Die Beklagte trägt die Kosten des Verfahrens.
Das Urteil ist vorläufig vollstreckbarer Beklagte kann die Vollstreckung durch Leistung einer Sicherheit oder Hinterlegung in Höhe von 110% des zu vollstreckenden Betrages abwenden, wenn nicht die Klägerin zuvor Sicherheit in gleicher Höhe leistet.
Tatbestand
Die Klägerin begehrt die Beseitigung einer Parabolantenne.
Die aus Polen stammende Beklagte bewohnt mit ihrer Familie, sie hat Kinder, die im Erdgeschoß der … gelegene und von der Klägerin vermietet Wohnung. Die Wohnung ist an das Breitbandkabelnetz angeschlossen. Die gewünschten Lernprogramme TV P1 und 2, TV Kultura, TV P Historia und MiniMini für ihre Kinder zum Erlernen der polnischen Sprache sind über das installierte Kabel nicht empfangen, jedoch im Internet verfügbar.
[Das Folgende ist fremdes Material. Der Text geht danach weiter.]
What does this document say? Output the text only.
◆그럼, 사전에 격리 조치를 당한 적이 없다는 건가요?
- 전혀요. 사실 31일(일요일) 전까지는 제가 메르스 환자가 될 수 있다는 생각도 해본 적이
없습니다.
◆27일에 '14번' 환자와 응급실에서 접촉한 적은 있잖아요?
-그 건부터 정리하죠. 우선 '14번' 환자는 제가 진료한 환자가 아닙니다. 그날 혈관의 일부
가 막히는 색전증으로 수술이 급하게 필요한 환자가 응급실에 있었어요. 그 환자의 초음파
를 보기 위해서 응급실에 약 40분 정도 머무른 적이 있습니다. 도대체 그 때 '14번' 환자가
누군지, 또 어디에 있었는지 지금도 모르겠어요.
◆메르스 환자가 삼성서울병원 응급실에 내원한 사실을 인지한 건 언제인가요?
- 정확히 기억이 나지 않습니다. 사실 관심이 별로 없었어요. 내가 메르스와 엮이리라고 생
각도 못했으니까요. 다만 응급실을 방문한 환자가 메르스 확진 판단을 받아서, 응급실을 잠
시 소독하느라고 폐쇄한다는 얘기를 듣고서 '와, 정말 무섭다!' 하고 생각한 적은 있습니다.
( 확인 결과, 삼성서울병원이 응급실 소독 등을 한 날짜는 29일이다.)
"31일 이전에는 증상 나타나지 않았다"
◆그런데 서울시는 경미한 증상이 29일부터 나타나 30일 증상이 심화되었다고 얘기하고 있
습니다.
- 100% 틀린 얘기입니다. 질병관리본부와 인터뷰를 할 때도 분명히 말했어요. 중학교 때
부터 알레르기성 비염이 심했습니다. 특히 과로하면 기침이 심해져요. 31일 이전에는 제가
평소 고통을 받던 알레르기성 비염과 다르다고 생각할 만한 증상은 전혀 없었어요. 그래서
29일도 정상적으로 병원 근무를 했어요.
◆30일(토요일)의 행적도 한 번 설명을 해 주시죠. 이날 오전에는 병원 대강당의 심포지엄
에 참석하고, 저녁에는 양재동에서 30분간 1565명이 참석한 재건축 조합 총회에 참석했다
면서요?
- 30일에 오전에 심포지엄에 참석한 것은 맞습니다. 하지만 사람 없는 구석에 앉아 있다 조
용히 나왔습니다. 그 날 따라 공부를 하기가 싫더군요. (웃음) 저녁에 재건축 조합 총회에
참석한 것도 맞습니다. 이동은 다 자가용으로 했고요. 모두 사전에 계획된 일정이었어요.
An der Trennwand der Terrasse zur Nachbarterrasse hat die Beklagte auf dem Rasen ohne die Zustimmung der Klägerin (§ 11 f Mietvertrag) einzuholen auf einem freistehenden Ständer eine Parabolantenne installiert. Das Kodiaxflachkabel läuft durch die Balkontür. Die Anlage ist weder versichert noch geerdet. Vor dem Gartenstück befindet sich eine gemeinsam von allen Mietern der Anlage genutzte Grünfläche.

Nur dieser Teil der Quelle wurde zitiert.